A ação teve origem em um procedimento administrativo instaurado pelo MPF em 2023 para apurar a regularidade dos serviços de saúde oferecidos aos indígenas Guarasugwe, que vivem na área urbana de Pimenteiras do Oeste por não possuírem território próprio. Segundo o MPF, a comunidade enfrentava dificuldades para obter atendimento porque não estava devidamente cadastrada nos sistemas do SUS. Mesmo após recomendação formal para que o município regularizasse a situação e evitasse qualquer tipo de obstáculo ao atendimento, não houve resposta efetiva por mais de um ano.
Depoimentos colhidos durante a apuração reforçaram a existência de tratamento desigual. Testemunhas relataram dificuldades no uso de serviços como ambulância e confirmaram a ausência de cadastro adequado da etnia nos sistemas oficiais.
Em sua manifestação, o município alegou que os indígenas já recebem atendimento contínuo por meio da rede municipal e que a inclusão da etnia nos sistemas oficiais enfrenta dificuldades técnicas, especialmente no Prontuário Eletrônico do Cidadão (PEC). A gestão municipal afirmou ainda que equipes da Estratégia de Saúde da Família realizam atendimentos frequentes, incluindo consultas médicas, vacinação, testes rápidos e ações de prevenção.
Direito universal à saúde – Ao analisar o caso, o juiz destacou que o direito à saúde é garantido pela Constituição Federal como fundamental e que cabe ao Estado assegurar acesso universal e igualitário aos serviços.

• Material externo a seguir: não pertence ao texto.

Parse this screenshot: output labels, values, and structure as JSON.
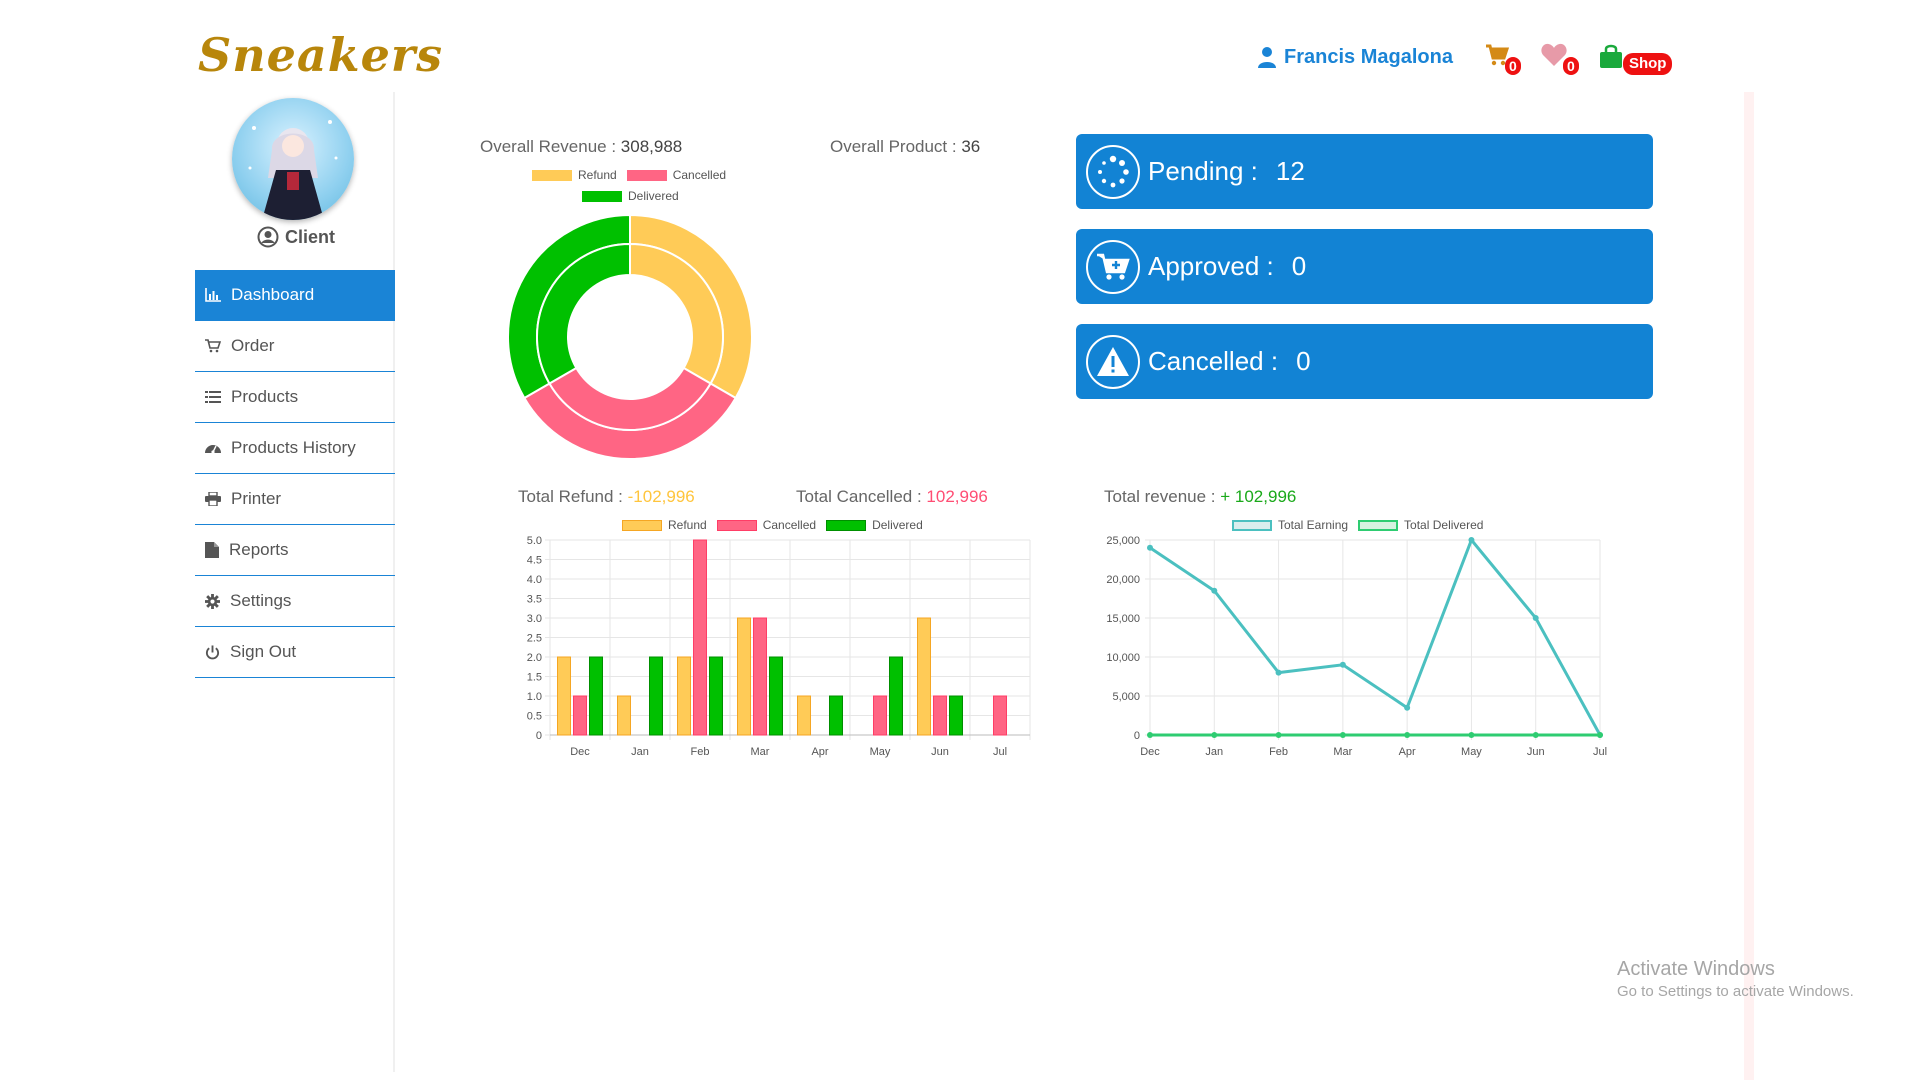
{
  "header": {
    "logo": "Sneakers",
    "user_name": "Francis Magalona",
    "cart_count": "0",
    "wishlist_count": "0",
    "shop_label": "Shop"
  },
  "sidebar": {
    "role": "Client",
    "items": [
      {
        "label": "Dashboard",
        "icon": "bar-chart-icon"
      },
      {
        "label": "Order",
        "icon": "cart-icon"
      },
      {
        "label": "Products",
        "icon": "list-icon"
      },
      {
        "label": "Products History",
        "icon": "dashboard-gauge-icon"
      },
      {
        "label": "Printer",
        "icon": "printer-icon"
      },
      {
        "label": "Reports",
        "icon": "file-icon"
      },
      {
        "label": "Settings",
        "icon": "gear-icon"
      },
      {
        "label": "Sign Out",
        "icon": "power-icon"
      }
    ]
  },
  "stats": {
    "overall_revenue_label": "Overall Revenue : ",
    "overall_revenue_value": "308,988",
    "overall_product_label": "Overall Product : ",
    "overall_product_value": "36",
    "total_refund_label": "Total Refund : ",
    "total_refund_value": "-102,996",
    "total_cancelled_label": "Total Cancelled : ",
    "total_cancelled_value": "102,996",
    "total_revenue_label": "Total revenue : ",
    "total_revenue_value": "+ 102,996"
  },
  "cards": [
    {
      "label": "Pending :",
      "value": "12",
      "icon": "spinner-icon"
    },
    {
      "label": "Approved :",
      "value": "0",
      "icon": "cart-plus-icon"
    },
    {
      "label": "Cancelled :",
      "value": "0",
      "icon": "warning-icon"
    }
  ],
  "colors": {
    "refund": "#ffcb57",
    "cancelled": "#ff6584",
    "delivered": "#00c000",
    "primary": "#1283d4",
    "earning": "#4bc0c0",
    "delivered_line": "#2ecc71"
  },
  "chart_data": [
    {
      "type": "doughnut",
      "legend": [
        "Refund",
        "Cancelled",
        "Delivered"
      ],
      "rings": [
        {
          "values": [
            33.3,
            33.3,
            33.3
          ]
        },
        {
          "values": [
            33.3,
            33.3,
            33.3
          ]
        }
      ]
    },
    {
      "type": "bar",
      "categories": [
        "Dec",
        "Jan",
        "Feb",
        "Mar",
        "Apr",
        "May",
        "Jun",
        "Jul"
      ],
      "series": [
        {
          "name": "Refund",
          "values": [
            2,
            1,
            2,
            3,
            1,
            0,
            3,
            0
          ]
        },
        {
          "name": "Cancelled",
          "values": [
            1,
            0,
            5,
            3,
            0,
            1,
            1,
            1
          ]
        },
        {
          "name": "Delivered",
          "values": [
            2,
            2,
            2,
            2,
            1,
            2,
            1,
            0
          ]
        }
      ],
      "ylim": [
        0,
        5
      ],
      "yticks": [
        "0",
        "0.5",
        "1.0",
        "1.5",
        "2.0",
        "2.5",
        "3.0",
        "3.5",
        "4.0",
        "4.5",
        "5.0"
      ],
      "grid": true,
      "legend": "top"
    },
    {
      "type": "line",
      "categories": [
        "Dec",
        "Jan",
        "Feb",
        "Mar",
        "Apr",
        "May",
        "Jun",
        "Jul"
      ],
      "series": [
        {
          "name": "Total Earning",
          "values": [
            24000,
            18500,
            8000,
            9000,
            3500,
            25000,
            15000,
            0
          ]
        },
        {
          "name": "Total Delivered",
          "values": [
            0,
            0,
            0,
            0,
            0,
            0,
            0,
            0
          ]
        }
      ],
      "ylim": [
        0,
        25000
      ],
      "yticks": [
        "0",
        "5,000",
        "10,000",
        "15,000",
        "20,000",
        "25,000"
      ],
      "grid": true,
      "legend": "top"
    }
  ],
  "watermark": {
    "title": "Activate Windows",
    "subtitle": "Go to Settings to activate Windows."
  }
}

Com base nas evidências, a Justiça julgou procedente o pedido do MPF e determinou que o município garanta acesso regular e integral à saúde pública à comunidade Guarasugwe, inclua a etnia nos sistemas do SUS, se abstenha de qualquer prática discriminatória no atendimento, independentemente da nacionalidade dos indígenas, enfatizando a universalidade do SUS. A decisão também concedeu tutela antecipada, ou seja, as medidas devem ser cumpridas de imediato.